Ekspor Batubara Anjlok, Neraca Dagang Tetap Surplus! BPS Bongkar Fakta Mengejutkan Oktober 2025
- IG/ilmutambang.id
BPS mencatat penurunan besar pada ekspor batubara dan tembaga di Oktober 2025, tetapi surplus dagang 66 bulan tetap terjaga berkat lonjakan ekspor besi dan baja.
Jakarta, WISATA - Rilis Berita Resmi Statistik BPS pada 1 Desember 2025 menjadi salah satu laporan ekonomi yang paling dinanti pelaku pasar. Data terbarunya menghadirkan dua sisi cerita. Di satu sisi, Indonesia kembali mencetak sejarah dengan mempertahankan surplus neraca perdagangan selama enam puluh enam bulan berturut-turut, sebuah prestasi yang sudah berlangsung sejak Mei 2020. Namun di sisi lain, laporan ini juga membawa pesan waspada karena penurunan tajam terjadi pada ekspor beberapa komoditas andalan yang selama bertahun tahun mengisi kas negara.
Pada Oktober 2025, Indonesia masih berada di zona aman dengan surplus sebesar 2,39 miliar dollar AS. Secara kumulatif sepanjang Januari hingga Oktober, total surplus mencapai 35,88 miliar dollar AS, jauh lebih tinggi dibandingkan periode sebelumnya. Angka ini mempertegas bahwa sektor perdagangan masih menjadi pilar terkuat perekonomian Indonesia di tengah gejolak global dan melambatnya ekonomi negara mitra dagang.
Namun, di balik angka yang terlihat kokoh, BPS mengingatkan adanya tren penurunan ekspor nonmigas, terutama pada komoditas batubara dan bijih tembaga. Penurunan ini menjadi sinyal penting bagi pemerintah untuk mempercepat transformasi ekonomi yang lebih bertumpu pada hilirisasi dan diversifikasi produk industri.

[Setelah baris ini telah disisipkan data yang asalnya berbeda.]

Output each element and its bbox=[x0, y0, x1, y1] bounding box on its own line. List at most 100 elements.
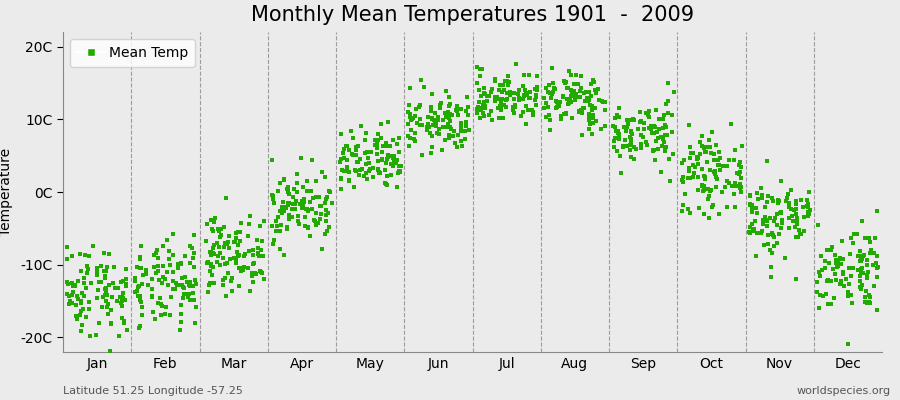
Point bbox=[511, 97, 526, 103]
Point bbox=[528, 94, 543, 100]
Point bbox=[386, 161, 400, 167]
Point bbox=[656, 125, 670, 131]
Point bbox=[314, 203, 328, 209]
Point bbox=[145, 276, 159, 282]
Point bbox=[114, 296, 129, 302]
Point bbox=[374, 156, 389, 162]
Point bbox=[506, 107, 520, 114]
Point bbox=[442, 94, 456, 100]
Point bbox=[362, 160, 376, 167]
Point bbox=[662, 177, 677, 184]
Point bbox=[528, 97, 543, 103]
Point bbox=[496, 87, 510, 93]
Point bbox=[287, 186, 302, 192]
Point bbox=[686, 150, 700, 156]
Point bbox=[202, 280, 217, 286]
Point bbox=[640, 142, 654, 149]
Point bbox=[175, 311, 189, 318]
Point bbox=[734, 188, 748, 195]
Point bbox=[334, 156, 348, 162]
Point bbox=[292, 220, 306, 227]
Point bbox=[742, 201, 757, 207]
Point bbox=[174, 302, 188, 308]
Point bbox=[818, 265, 832, 271]
Point bbox=[624, 137, 638, 144]
Point bbox=[458, 136, 473, 142]
Point bbox=[341, 168, 356, 175]
Point bbox=[813, 273, 827, 280]
Point bbox=[810, 289, 824, 295]
Point bbox=[61, 292, 76, 299]
Point bbox=[660, 132, 674, 138]
Point bbox=[850, 253, 865, 259]
Point bbox=[408, 113, 422, 119]
Point bbox=[132, 293, 147, 300]
Point bbox=[266, 196, 280, 202]
Point bbox=[665, 129, 680, 135]
Point bbox=[94, 303, 109, 310]
Point bbox=[521, 107, 535, 113]
Point bbox=[102, 282, 116, 288]
Point bbox=[82, 253, 96, 259]
Point bbox=[220, 195, 234, 201]
Point bbox=[689, 156, 704, 162]
Point bbox=[74, 268, 88, 274]
Point bbox=[646, 147, 661, 153]
Point bbox=[84, 279, 98, 286]
Point bbox=[772, 210, 787, 217]
Point bbox=[642, 125, 656, 132]
Point bbox=[756, 217, 770, 223]
Point bbox=[425, 116, 439, 122]
Point bbox=[708, 174, 723, 180]
Point bbox=[755, 227, 770, 234]
Point bbox=[767, 218, 781, 225]
Point bbox=[419, 127, 434, 133]
Point bbox=[461, 104, 475, 110]
Point bbox=[169, 280, 184, 286]
Point bbox=[243, 213, 257, 220]
Point bbox=[185, 297, 200, 303]
Point bbox=[862, 239, 877, 246]
Point bbox=[782, 200, 796, 206]
Point bbox=[552, 102, 566, 109]
Point bbox=[309, 222, 323, 228]
Point bbox=[133, 322, 148, 329]
Point bbox=[734, 175, 749, 182]
Point bbox=[801, 209, 815, 215]
Point bbox=[92, 320, 106, 326]
Point bbox=[352, 172, 366, 178]
Point bbox=[71, 278, 86, 285]
Point bbox=[645, 130, 660, 136]
Point bbox=[829, 260, 843, 267]
Point bbox=[303, 199, 318, 205]
Point bbox=[586, 112, 600, 118]
Point bbox=[145, 293, 159, 300]
Point bbox=[286, 194, 301, 201]
Point bbox=[690, 155, 705, 162]
Point bbox=[459, 107, 473, 114]
Point bbox=[516, 108, 530, 115]
Point bbox=[392, 163, 406, 169]
Point bbox=[818, 258, 832, 264]
Point bbox=[310, 194, 324, 200]
Point bbox=[496, 115, 510, 121]
Point bbox=[494, 106, 508, 113]
Point bbox=[116, 290, 130, 296]
Point bbox=[744, 202, 759, 208]
Point bbox=[623, 147, 637, 153]
Point bbox=[545, 64, 560, 71]
Point bbox=[648, 138, 662, 144]
Point bbox=[573, 94, 588, 100]
Point bbox=[702, 193, 716, 200]
Point bbox=[546, 85, 561, 91]
Point bbox=[270, 222, 284, 229]
Point bbox=[828, 252, 842, 258]
Point bbox=[231, 252, 246, 259]
Point bbox=[340, 168, 355, 174]
Point bbox=[470, 80, 484, 86]
Point bbox=[862, 292, 877, 298]
Point bbox=[612, 113, 626, 120]
Point bbox=[390, 156, 404, 163]
Point bbox=[74, 328, 88, 334]
Point bbox=[66, 289, 80, 295]
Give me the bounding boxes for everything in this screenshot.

Ekspor Batubara dan Tembaga Mengalami Koreksi Tajam
Salah satu sorotan besar dari data Oktober adalah merosotnya nilai ekspor batubara. Selama bertahun tahun batubara menjadi penyumbang devisa terbesar bagi Indonesia, tetapi pada 2025 kondisinya berbalik. Harga pasar global terus melemah akibat transisi energi di berbagai negara yang mempercepat pengurangan penggunaan energi fosil. Akibatnya, meskipun volume ekspor masih masuk, nilai yang diterima Indonesia menurun tajam.
Tidak hanya batubara yang melemah, ekspor bijih tembaga juga mengalami penurunan signifikan. Kondisi ini tidak lepas dari kebijakan hilirisasi yang melarang ekspor mineral mentah dan mengharuskan penjualan dalam bentuk olahan. Kebijakan tersebut memang bertujuan memberi nilai tambah jangka panjang, tetapi dalam transisi menuju kapasitas smelter penuh, Indonesia harus menanggung penurunan devisa dari ekspor mineral mentah.